In short, the fact that a conversion or outbuilding has been banded means Jack but it results in more appeals, more emails, more complaints, more letters and more delays, all at tax payer’s expense.
Valuation Office Agency
I know why the VOA band properties but I freely admit I don’t know how they actually go about it. So I did a bit of digging and found information on Gov.uk about it. The website says the following:-
“When a new property has been built, or an existing property is converted to domestic use (for example, a warehouse conversion), the property will need to have a Council Tax band.”
So far, so good and I kind of guessed that but then it goes on to say:-
“Usually, the VOA can get all the information they need from outside, so they won’t need to disturb you. The inspector will often take photographs to save time. Generally, only 1 or 2 external pictures are necessary – much like an estate agent would use.”
Woah, woah, lets back up there for a minute.
- You mean they don’t need to do anything other than look at it?
- No checks are made?
Much as I suspected then.
Reading further in, I see guidance on how family homes can be converted into tiny micro-flats, in breach of planning regulations and yet still get banded:-
“Separately let rooms in a HMO may have been adapted, for example, so that they have their own kitchenette or separate shower/bath and WC. They will be given their own band even though may share some facilities”.

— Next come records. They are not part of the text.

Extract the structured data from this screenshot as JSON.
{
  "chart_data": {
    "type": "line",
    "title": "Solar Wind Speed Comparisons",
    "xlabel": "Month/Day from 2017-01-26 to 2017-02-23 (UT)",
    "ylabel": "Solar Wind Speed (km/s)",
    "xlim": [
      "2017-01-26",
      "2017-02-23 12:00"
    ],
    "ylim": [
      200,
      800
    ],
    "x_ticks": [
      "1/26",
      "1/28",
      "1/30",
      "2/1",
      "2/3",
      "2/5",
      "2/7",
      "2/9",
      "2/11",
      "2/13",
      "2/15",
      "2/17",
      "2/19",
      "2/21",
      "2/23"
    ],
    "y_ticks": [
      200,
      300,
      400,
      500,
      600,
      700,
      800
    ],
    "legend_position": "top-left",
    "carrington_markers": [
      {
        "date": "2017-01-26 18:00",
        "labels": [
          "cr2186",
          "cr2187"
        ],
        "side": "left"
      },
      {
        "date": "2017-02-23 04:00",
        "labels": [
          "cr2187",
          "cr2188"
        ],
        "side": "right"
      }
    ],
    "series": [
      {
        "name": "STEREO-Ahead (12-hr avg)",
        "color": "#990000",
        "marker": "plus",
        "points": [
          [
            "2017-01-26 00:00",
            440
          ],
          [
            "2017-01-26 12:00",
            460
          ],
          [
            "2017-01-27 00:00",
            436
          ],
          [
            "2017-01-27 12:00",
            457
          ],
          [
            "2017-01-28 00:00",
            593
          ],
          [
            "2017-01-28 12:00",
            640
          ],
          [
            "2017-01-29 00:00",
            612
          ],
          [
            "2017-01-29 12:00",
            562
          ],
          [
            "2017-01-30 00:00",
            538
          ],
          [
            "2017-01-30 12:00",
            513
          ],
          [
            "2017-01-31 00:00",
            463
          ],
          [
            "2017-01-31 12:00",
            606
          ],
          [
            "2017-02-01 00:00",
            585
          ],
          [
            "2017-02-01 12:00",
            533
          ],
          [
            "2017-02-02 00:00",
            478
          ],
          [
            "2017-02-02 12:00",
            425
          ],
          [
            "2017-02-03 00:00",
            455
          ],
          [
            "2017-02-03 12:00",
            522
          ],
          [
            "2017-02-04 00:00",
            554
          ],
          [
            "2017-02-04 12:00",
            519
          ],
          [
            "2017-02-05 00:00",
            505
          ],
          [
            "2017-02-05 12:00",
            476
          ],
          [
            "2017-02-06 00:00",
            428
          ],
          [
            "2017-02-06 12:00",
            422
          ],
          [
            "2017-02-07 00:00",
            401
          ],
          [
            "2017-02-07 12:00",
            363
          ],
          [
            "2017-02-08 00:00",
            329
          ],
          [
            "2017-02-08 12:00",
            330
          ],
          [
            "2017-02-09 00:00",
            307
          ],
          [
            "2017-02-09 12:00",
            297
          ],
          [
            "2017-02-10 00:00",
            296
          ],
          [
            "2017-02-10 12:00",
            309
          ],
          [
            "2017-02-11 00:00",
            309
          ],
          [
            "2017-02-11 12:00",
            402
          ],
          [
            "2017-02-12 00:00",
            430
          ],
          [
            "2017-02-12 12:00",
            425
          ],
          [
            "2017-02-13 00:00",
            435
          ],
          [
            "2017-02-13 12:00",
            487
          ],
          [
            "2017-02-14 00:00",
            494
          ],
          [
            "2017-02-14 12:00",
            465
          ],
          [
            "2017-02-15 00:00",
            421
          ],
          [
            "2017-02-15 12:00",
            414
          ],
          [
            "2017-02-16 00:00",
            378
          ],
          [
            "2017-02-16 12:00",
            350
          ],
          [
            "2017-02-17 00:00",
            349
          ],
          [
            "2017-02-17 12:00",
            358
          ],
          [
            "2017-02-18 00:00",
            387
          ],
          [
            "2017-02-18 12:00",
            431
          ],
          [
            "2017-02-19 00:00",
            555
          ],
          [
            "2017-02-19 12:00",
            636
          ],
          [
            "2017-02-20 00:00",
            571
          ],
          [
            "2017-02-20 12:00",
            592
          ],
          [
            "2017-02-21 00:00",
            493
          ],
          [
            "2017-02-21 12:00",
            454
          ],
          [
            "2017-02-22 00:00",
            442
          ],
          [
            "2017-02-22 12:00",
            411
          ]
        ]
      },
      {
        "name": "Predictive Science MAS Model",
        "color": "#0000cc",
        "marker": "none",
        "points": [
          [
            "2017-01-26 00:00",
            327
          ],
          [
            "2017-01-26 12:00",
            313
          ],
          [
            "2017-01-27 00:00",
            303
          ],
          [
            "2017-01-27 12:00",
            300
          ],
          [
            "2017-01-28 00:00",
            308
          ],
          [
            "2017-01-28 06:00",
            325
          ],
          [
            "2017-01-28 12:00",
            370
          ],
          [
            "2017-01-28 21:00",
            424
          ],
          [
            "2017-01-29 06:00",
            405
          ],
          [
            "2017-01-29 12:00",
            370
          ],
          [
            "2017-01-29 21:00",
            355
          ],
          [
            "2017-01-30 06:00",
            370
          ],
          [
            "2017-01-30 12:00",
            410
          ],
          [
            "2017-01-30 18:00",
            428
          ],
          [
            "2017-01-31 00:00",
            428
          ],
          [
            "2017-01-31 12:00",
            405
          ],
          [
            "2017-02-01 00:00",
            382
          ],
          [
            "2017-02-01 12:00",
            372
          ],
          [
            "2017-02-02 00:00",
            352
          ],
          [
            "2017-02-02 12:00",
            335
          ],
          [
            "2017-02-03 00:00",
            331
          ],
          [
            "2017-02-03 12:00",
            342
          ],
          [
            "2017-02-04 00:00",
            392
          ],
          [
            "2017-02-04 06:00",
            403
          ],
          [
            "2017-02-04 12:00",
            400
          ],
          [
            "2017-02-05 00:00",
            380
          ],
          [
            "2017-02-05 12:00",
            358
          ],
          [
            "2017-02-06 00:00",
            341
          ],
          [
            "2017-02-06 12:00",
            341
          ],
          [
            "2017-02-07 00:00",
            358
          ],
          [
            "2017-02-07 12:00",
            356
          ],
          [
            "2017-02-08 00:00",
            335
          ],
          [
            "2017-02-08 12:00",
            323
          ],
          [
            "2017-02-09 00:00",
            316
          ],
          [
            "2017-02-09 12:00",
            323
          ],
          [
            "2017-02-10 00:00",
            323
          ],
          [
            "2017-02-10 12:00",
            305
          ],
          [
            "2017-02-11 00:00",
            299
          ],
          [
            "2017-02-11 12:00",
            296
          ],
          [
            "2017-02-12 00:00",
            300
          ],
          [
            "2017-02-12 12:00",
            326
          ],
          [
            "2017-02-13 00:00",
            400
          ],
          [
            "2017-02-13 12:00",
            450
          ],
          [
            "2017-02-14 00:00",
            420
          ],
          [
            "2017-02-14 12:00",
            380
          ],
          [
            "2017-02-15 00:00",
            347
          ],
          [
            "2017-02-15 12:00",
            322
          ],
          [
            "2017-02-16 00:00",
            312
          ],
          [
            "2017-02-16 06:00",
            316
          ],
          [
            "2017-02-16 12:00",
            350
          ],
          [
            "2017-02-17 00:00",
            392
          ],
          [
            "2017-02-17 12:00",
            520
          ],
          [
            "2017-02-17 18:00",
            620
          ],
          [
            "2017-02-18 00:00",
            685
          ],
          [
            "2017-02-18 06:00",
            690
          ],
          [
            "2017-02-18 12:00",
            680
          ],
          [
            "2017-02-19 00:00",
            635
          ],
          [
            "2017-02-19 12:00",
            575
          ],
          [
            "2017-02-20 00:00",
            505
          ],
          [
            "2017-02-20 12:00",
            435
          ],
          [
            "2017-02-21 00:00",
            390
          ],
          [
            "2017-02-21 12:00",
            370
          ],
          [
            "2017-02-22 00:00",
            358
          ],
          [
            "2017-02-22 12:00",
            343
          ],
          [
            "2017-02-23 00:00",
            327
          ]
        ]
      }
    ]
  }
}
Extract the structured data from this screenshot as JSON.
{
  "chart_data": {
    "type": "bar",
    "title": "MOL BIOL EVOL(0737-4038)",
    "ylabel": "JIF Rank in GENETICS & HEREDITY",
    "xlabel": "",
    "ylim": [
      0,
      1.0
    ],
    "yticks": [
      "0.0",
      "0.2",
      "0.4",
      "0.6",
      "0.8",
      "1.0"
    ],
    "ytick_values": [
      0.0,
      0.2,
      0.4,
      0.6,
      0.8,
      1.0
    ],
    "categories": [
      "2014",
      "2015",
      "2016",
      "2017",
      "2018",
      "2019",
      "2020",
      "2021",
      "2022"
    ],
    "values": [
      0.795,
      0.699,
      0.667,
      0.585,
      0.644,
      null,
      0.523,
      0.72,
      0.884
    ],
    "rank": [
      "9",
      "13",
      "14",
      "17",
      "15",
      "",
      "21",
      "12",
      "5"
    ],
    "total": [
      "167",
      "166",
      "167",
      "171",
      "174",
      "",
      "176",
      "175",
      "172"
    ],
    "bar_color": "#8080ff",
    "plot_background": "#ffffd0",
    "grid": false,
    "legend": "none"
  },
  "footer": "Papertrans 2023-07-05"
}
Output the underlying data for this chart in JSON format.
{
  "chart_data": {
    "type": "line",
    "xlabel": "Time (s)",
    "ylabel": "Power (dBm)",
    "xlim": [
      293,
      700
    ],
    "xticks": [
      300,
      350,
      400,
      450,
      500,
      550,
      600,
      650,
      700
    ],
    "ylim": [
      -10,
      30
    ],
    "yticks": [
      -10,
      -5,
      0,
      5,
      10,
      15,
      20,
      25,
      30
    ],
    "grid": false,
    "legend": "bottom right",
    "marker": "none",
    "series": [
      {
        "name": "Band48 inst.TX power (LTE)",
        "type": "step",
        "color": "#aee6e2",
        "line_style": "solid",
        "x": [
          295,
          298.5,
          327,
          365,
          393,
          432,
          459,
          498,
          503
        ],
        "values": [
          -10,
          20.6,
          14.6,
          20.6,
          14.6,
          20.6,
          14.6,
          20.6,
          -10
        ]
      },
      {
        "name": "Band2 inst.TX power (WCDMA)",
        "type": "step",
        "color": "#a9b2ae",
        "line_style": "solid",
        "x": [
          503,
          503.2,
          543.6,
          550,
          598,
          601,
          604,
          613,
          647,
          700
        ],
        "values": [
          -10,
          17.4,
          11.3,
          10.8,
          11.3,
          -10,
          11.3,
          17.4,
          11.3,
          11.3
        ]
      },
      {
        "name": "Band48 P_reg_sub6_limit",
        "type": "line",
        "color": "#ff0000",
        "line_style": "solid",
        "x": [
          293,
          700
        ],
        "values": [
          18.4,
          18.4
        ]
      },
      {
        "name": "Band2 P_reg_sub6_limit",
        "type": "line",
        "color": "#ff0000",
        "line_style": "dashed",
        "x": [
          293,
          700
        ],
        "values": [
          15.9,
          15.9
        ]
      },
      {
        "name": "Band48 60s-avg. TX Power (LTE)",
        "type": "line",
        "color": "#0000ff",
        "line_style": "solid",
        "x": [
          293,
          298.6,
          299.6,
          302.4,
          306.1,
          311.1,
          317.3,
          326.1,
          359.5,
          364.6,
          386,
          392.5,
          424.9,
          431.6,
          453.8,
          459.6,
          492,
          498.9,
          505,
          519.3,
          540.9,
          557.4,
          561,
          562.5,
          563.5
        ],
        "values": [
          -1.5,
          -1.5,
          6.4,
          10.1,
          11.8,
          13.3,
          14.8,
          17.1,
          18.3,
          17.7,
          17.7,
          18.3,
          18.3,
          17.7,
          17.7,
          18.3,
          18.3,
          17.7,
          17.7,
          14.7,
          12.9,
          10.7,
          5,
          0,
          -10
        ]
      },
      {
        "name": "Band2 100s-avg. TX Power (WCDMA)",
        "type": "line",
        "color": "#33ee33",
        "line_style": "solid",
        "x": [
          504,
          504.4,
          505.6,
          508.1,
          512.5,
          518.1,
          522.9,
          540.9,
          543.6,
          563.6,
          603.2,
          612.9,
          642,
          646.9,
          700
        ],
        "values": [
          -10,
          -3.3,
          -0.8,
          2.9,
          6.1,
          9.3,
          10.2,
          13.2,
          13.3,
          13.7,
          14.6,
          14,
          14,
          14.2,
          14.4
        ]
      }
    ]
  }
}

This process explained further:-
“The VOA is required by law to apply a separate Council Tax band to every building, or part of a building, which has been constructed or adapted for use as separate living accommodation”.
A statement which itself derives from guidance in the Practice notes through which we are informed:-
“If within a property there is any unit of occupation which would have formed a hereditament in its own right for the purposes of the 1967 General Rate Act, then it is a separate dwelling based on occupation, irrespective of whether or not it is self-contained.”
This is where it deviates
Now I’m afraid folks all of this can put the work of the VOA at odds with planning enforcement, who in all London boroughs I know and many outside London, have prohibitions on converting family homes into small units, not to mention creating issues for both environmental health and licensing.
And let’s not forget the housing benefit provisions, where shared facilities will mean a reduction in HB rates. Banding for council tax where there are shared facilities will create a very grey area that can be exploited, which in many cases is exactly what happens.
So we have here is a situation where the guardians of one form of government regulation are at odds with the enforcers of other government regulations.
Herein lies the solution
Of course, all of this can easily be rectified, without changing legislation and in a way that will help enforcement teams track down unauthorised conversions and out-buildings, which would only require an amendment in procedures, whereby the VOA simply contacted the local authority before rubber stamping, allowing disputes to be resolved before banding and not afterwards.
Having such simple checks in place would not only alert the enforcement teams to the existence of an unauthorised conversion or structure, bearing in mind also that in such situations very often other forms of skulduggery are taking place but would likely deter many a dodgy developer or rogue landlord if they knew there was a stronger chance they would be detected.
Of course, none of this is to the VOA’s advantage, which is no doubt why they don’t bother consulting other organisations. Corporate bureaucracy is be-dogged by demarcation:-
“not my job description, not my problem”
being the open gate that so often allows rogue landlords to crap on the lawn.
And yet another benefit
An early warning flare would also help planning enforcement, whose job difficulties are further exacerbated by a rule whereby, if a property has been converted without permission but has been there for four years, the council can’t order it to be converted back to a single dwelling, leaving the family home forever divided up, unless the owners decide to reconvert themselves, so early discovery is crucial.
The VOA can rescind it’s council tax banding just as easily as they give it but while they go about their merry way without seeing their part in a far bigger picture they will continue to create problems that could be easily resolved by a phone call or email.